This is not my code. I just arrived at this site and am doing code review.
They have a class which is an extension of Dialog.
It has been defined as a singleton.
On the first call the context is passed to the getInstance method.
It instantiates the class passing the received context to the “super” within the constructor.
Then it saves it – same as in any singleton.
It then displays the dialog. After user interaction it starts a new activity and closes the dialog via “closeDialog”.
However, it is still alive since the static holder for the instance is still there.
Will this then hold on to the activity that created it (and was passed on the “getInstance” call and into the “super()” when creating the instance)?
They keep the instance alive because they then use it for calls from other places and have values that need to be carried over.
I know this code stinks but I want to be sure that it does leak memory (the first activity) before I make them re-write it (or re-write it myself – which is more likely).

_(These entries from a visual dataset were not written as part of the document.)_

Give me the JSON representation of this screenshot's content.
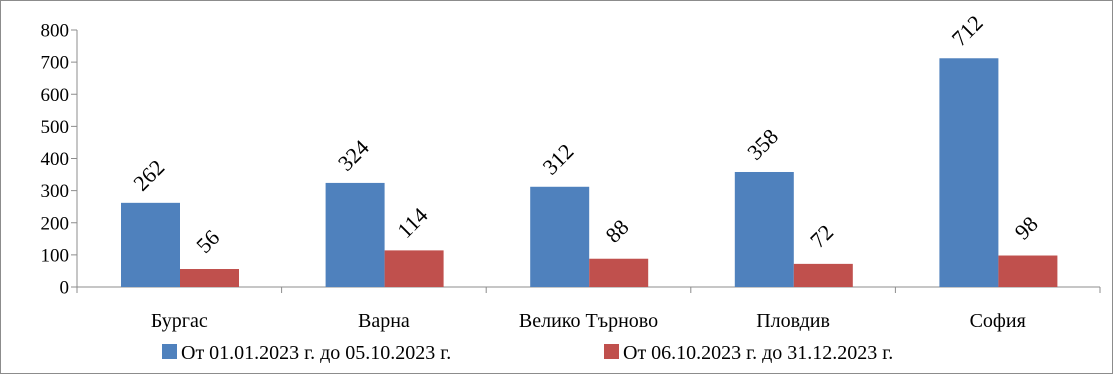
{
  "chart_data": {
    "type": "bar",
    "categories": [
      "Бургас",
      "Варна",
      "Велико Търново",
      "Пловдив",
      "София"
    ],
    "series": [
      {
        "name": "От 01.01.2023 г. до 05.10.2023 г.",
        "color": "#4f81bd",
        "values": [
          262,
          324,
          312,
          358,
          712
        ]
      },
      {
        "name": "От 06.10.2023 г. до 31.12.2023 г.",
        "color": "#c0504d",
        "values": [
          56,
          114,
          88,
          72,
          98
        ]
      }
    ],
    "yticks": [
      "0",
      "100",
      "200",
      "300",
      "400",
      "500",
      "600",
      "700",
      "800"
    ],
    "ylim": [
      0,
      800
    ],
    "title": "",
    "xlabel": "",
    "ylabel": "",
    "grid": false,
    "legend_position": "bottom"
  }
}
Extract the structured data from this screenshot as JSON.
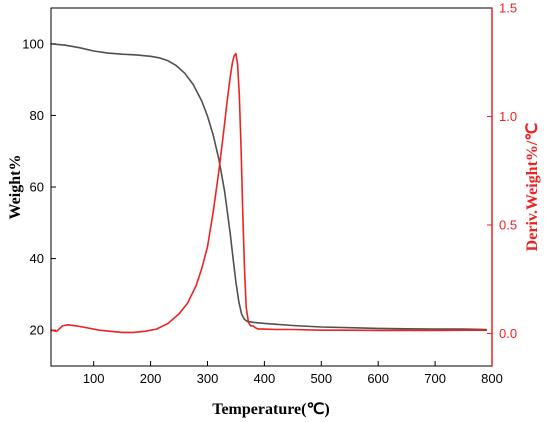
{
  "chart_data": {
    "type": "line",
    "xlabel": "Temperature(℃)",
    "ylabel_left": "Weight%",
    "ylabel_right": "Deriv.Weight%/℃",
    "xlim": [
      25,
      800
    ],
    "ylim_left": [
      10,
      110
    ],
    "ylim_right": [
      -0.15,
      1.5
    ],
    "x_ticks": [
      100,
      200,
      300,
      400,
      500,
      600,
      700,
      800
    ],
    "y_left_ticks": [
      20,
      40,
      60,
      80,
      100
    ],
    "y_right_ticks": [
      0.0,
      0.5,
      1.0,
      1.5
    ],
    "x_tick_labels": [
      "100",
      "200",
      "300",
      "400",
      "500",
      "600",
      "700",
      "800"
    ],
    "y_left_tick_labels": [
      "20",
      "40",
      "60",
      "80",
      "100"
    ],
    "y_right_tick_labels": [
      "0.0",
      "0.5",
      "1.0",
      "1.5"
    ],
    "grid": false,
    "series": [
      {
        "axis": "left",
        "color": "#505050",
        "points": [
          [
            25,
            100.0
          ],
          [
            50,
            99.6
          ],
          [
            75,
            98.9
          ],
          [
            100,
            98.0
          ],
          [
            125,
            97.4
          ],
          [
            150,
            97.1
          ],
          [
            175,
            96.9
          ],
          [
            200,
            96.5
          ],
          [
            215,
            96.1
          ],
          [
            230,
            95.3
          ],
          [
            245,
            93.9
          ],
          [
            260,
            91.8
          ],
          [
            275,
            88.6
          ],
          [
            290,
            84.0
          ],
          [
            300,
            79.8
          ],
          [
            310,
            74.5
          ],
          [
            320,
            67.7
          ],
          [
            330,
            58.8
          ],
          [
            340,
            47.0
          ],
          [
            345,
            40.0
          ],
          [
            350,
            33.5
          ],
          [
            355,
            28.0
          ],
          [
            360,
            24.5
          ],
          [
            365,
            23.0
          ],
          [
            370,
            22.5
          ],
          [
            380,
            22.2
          ],
          [
            400,
            21.9
          ],
          [
            450,
            21.3
          ],
          [
            500,
            20.9
          ],
          [
            550,
            20.7
          ],
          [
            600,
            20.5
          ],
          [
            650,
            20.4
          ],
          [
            700,
            20.3
          ],
          [
            750,
            20.3
          ],
          [
            790,
            20.2
          ]
        ]
      },
      {
        "axis": "right",
        "color": "#ee2222",
        "points": [
          [
            25,
            0.015
          ],
          [
            35,
            0.01
          ],
          [
            45,
            0.035
          ],
          [
            55,
            0.04
          ],
          [
            70,
            0.035
          ],
          [
            90,
            0.025
          ],
          [
            110,
            0.015
          ],
          [
            130,
            0.01
          ],
          [
            150,
            0.005
          ],
          [
            170,
            0.005
          ],
          [
            190,
            0.01
          ],
          [
            210,
            0.02
          ],
          [
            230,
            0.045
          ],
          [
            250,
            0.09
          ],
          [
            265,
            0.14
          ],
          [
            280,
            0.22
          ],
          [
            290,
            0.3
          ],
          [
            300,
            0.4
          ],
          [
            310,
            0.56
          ],
          [
            320,
            0.75
          ],
          [
            328,
            0.92
          ],
          [
            335,
            1.08
          ],
          [
            340,
            1.18
          ],
          [
            344,
            1.25
          ],
          [
            347,
            1.28
          ],
          [
            350,
            1.29
          ],
          [
            353,
            1.24
          ],
          [
            356,
            1.1
          ],
          [
            359,
            0.85
          ],
          [
            362,
            0.55
          ],
          [
            365,
            0.3
          ],
          [
            368,
            0.12
          ],
          [
            372,
            0.05
          ],
          [
            376,
            0.035
          ],
          [
            380,
            0.035
          ],
          [
            385,
            0.025
          ],
          [
            390,
            0.02
          ],
          [
            400,
            0.02
          ],
          [
            420,
            0.018
          ],
          [
            450,
            0.018
          ],
          [
            500,
            0.015
          ],
          [
            550,
            0.015
          ],
          [
            600,
            0.014
          ],
          [
            650,
            0.014
          ],
          [
            700,
            0.014
          ],
          [
            750,
            0.015
          ],
          [
            790,
            0.015
          ]
        ]
      }
    ]
  }
}
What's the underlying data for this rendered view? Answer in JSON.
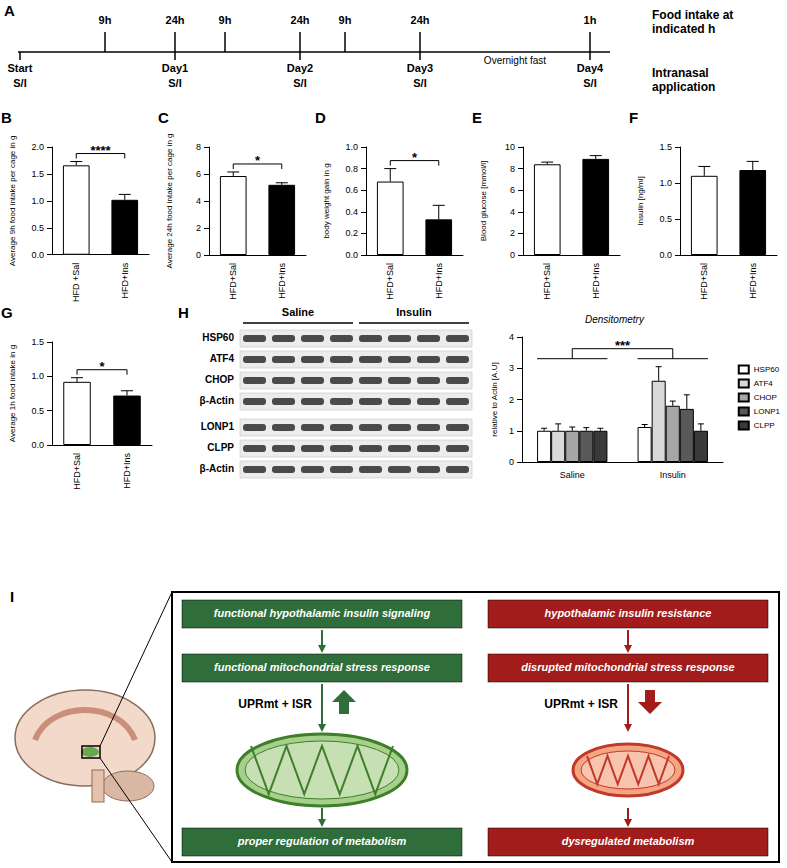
{
  "timeline": {
    "panel": "A",
    "top_labels": [
      "9h",
      "24h",
      "9h",
      "24h",
      "9h",
      "24h",
      "1h"
    ],
    "top_title": "Food intake at indicated h",
    "bottom_labels": [
      {
        "day": "Start",
        "sub": "S/I"
      },
      {
        "day": "Day1",
        "sub": "S/I"
      },
      {
        "day": "Day2",
        "sub": "S/I"
      },
      {
        "day": "Day3",
        "sub": "S/I"
      },
      {
        "day": "Day4",
        "sub": "S/I"
      }
    ],
    "bottom_title": "Intranasal application",
    "note": "Overnight fast"
  },
  "chart_data": [
    {
      "panel": "B",
      "type": "bar",
      "ylabel": "Average 9h food intake per cage in g",
      "categories": [
        "HFD +Sal",
        "HFD+Ins"
      ],
      "values": [
        1.66,
        1.02
      ],
      "errors": [
        0.07,
        0.1
      ],
      "colors": [
        "#ffffff",
        "#000000"
      ],
      "ylim": [
        0,
        2
      ],
      "yticks": [
        {
          "value": 0,
          "label": "0.0"
        },
        {
          "value": 0.5,
          "label": "0.5"
        },
        {
          "value": 1,
          "label": "1.0"
        },
        {
          "value": 1.5,
          "label": "1.5"
        },
        {
          "value": 2,
          "label": "2.0"
        }
      ],
      "significance": "****",
      "grid": false
    },
    {
      "panel": "C",
      "type": "bar",
      "ylabel": "Average 24h food intake per cage in g",
      "categories": [
        "HFD+Sal",
        "HFD+Ins"
      ],
      "values": [
        5.85,
        5.2
      ],
      "errors": [
        0.3,
        0.15
      ],
      "colors": [
        "#ffffff",
        "#000000"
      ],
      "ylim": [
        0,
        8
      ],
      "yticks": [
        0,
        2,
        4,
        6,
        8
      ],
      "significance": "*",
      "grid": false
    },
    {
      "panel": "D",
      "type": "bar",
      "ylabel": "body weight gain in g",
      "categories": [
        "HFD+Sal",
        "HFD+Ins"
      ],
      "values": [
        0.68,
        0.33
      ],
      "errors": [
        0.12,
        0.13
      ],
      "colors": [
        "#ffffff",
        "#000000"
      ],
      "ylim": [
        0,
        1
      ],
      "yticks": [
        {
          "value": 0,
          "label": "0.0"
        },
        0.2,
        0.4,
        0.6,
        0.8,
        {
          "value": 1,
          "label": "1.0"
        }
      ],
      "significance": "*",
      "grid": false
    },
    {
      "panel": "E",
      "type": "bar",
      "ylabel": "Blood glucose [mmol/l]",
      "categories": [
        "HFD+Sal",
        "HFD+Ins"
      ],
      "values": [
        8.4,
        8.9
      ],
      "errors": [
        0.2,
        0.3
      ],
      "colors": [
        "#ffffff",
        "#000000"
      ],
      "ylim": [
        0,
        10
      ],
      "yticks": [
        0,
        2,
        4,
        6,
        8,
        10
      ],
      "grid": false
    },
    {
      "panel": "F",
      "type": "bar",
      "ylabel": "Insulin [ng/ml]",
      "categories": [
        "HFD+Sal",
        "HFD+Ins"
      ],
      "values": [
        1.1,
        1.18
      ],
      "errors": [
        0.13,
        0.12
      ],
      "colors": [
        "#ffffff",
        "#000000"
      ],
      "ylim": [
        0,
        1.5
      ],
      "yticks": [
        {
          "value": 0,
          "label": "0.0"
        },
        {
          "value": 0.5,
          "label": "0.5"
        },
        {
          "value": 1,
          "label": "1.0"
        },
        {
          "value": 1.5,
          "label": "1.5"
        }
      ],
      "grid": false
    },
    {
      "panel": "G",
      "type": "bar",
      "ylabel": "Average 1h food intake in g",
      "categories": [
        "HFD+Sal",
        "HFD+Ins"
      ],
      "values": [
        0.92,
        0.72
      ],
      "errors": [
        0.06,
        0.07
      ],
      "colors": [
        "#ffffff",
        "#000000"
      ],
      "ylim": [
        0,
        1.5
      ],
      "yticks": [
        {
          "value": 0,
          "label": "0.0"
        },
        {
          "value": 0.5,
          "label": "0.5"
        },
        {
          "value": 1,
          "label": "1.0"
        },
        {
          "value": 1.5,
          "label": "1.5"
        }
      ],
      "significance": "*",
      "grid": false
    },
    {
      "type": "bar",
      "title": "Densitometry",
      "ylabel": "relative to Actin [A.U]",
      "categories": [
        "Saline",
        "Insulin"
      ],
      "series": [
        {
          "name": "HSP60",
          "color": "#ffffff",
          "values": [
            1.0,
            1.12
          ],
          "errors": [
            0.08,
            0.08
          ]
        },
        {
          "name": "ATF4",
          "color": "#d9d9d9",
          "values": [
            1.0,
            2.6
          ],
          "errors": [
            0.22,
            0.45
          ]
        },
        {
          "name": "CHOP",
          "color": "#a6a6a6",
          "values": [
            1.0,
            1.8
          ],
          "errors": [
            0.12,
            0.15
          ]
        },
        {
          "name": "LONP1",
          "color": "#595959",
          "values": [
            1.0,
            1.7
          ],
          "errors": [
            0.1,
            0.45
          ]
        },
        {
          "name": "CLPP",
          "color": "#3a3a3a",
          "values": [
            1.0,
            1.0
          ],
          "errors": [
            0.08,
            0.22
          ]
        }
      ],
      "ylim": [
        0,
        4
      ],
      "yticks": [
        0,
        1,
        2,
        3,
        4
      ],
      "significance": "***",
      "legend": "right",
      "grid": false
    }
  ],
  "blot": {
    "panel": "H",
    "groups": [
      "Saline",
      "Insulin"
    ],
    "lanes_per_group": 4,
    "rows": [
      "HSP60",
      "ATF4",
      "CHOP",
      "β-Actin",
      "LONP1",
      "CLPP",
      "β-Actin"
    ]
  },
  "diagram": {
    "panel": "I",
    "columns": [
      {
        "steps": [
          "functional hypothalamic insulin signaling",
          "functional mitochondrial stress response",
          "proper regulation of metabolism"
        ],
        "response": "UPRmt + ISR",
        "direction": "up"
      },
      {
        "steps": [
          "hypothalamic insulin resistance",
          "disrupted mitochondrial stress response",
          "dysregulated metabolism"
        ],
        "response": "UPRmt + ISR",
        "direction": "down"
      }
    ]
  }
}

Yes it could. If the code starts other activities, then yes. If only the one activity is ever used, then most likely not. The reason being, dialogs must be instantiated with an activities context (it’ll crash with the Application context). If that activity is set to be destroyed, garbage collection won’t clean it up until all references to it are destroyed. If this singleton dialog lives outside the activity (which should be the case), then it’ll continue referencing the activity and prevent GC from cleaning it up. You can read more about leaking contexts here: Avoiding memory leaks
As you stated the code is bad, and using a singleton dialog like that is just plain wrong (whether it leaks or not). There are better ways of maintaining data between states.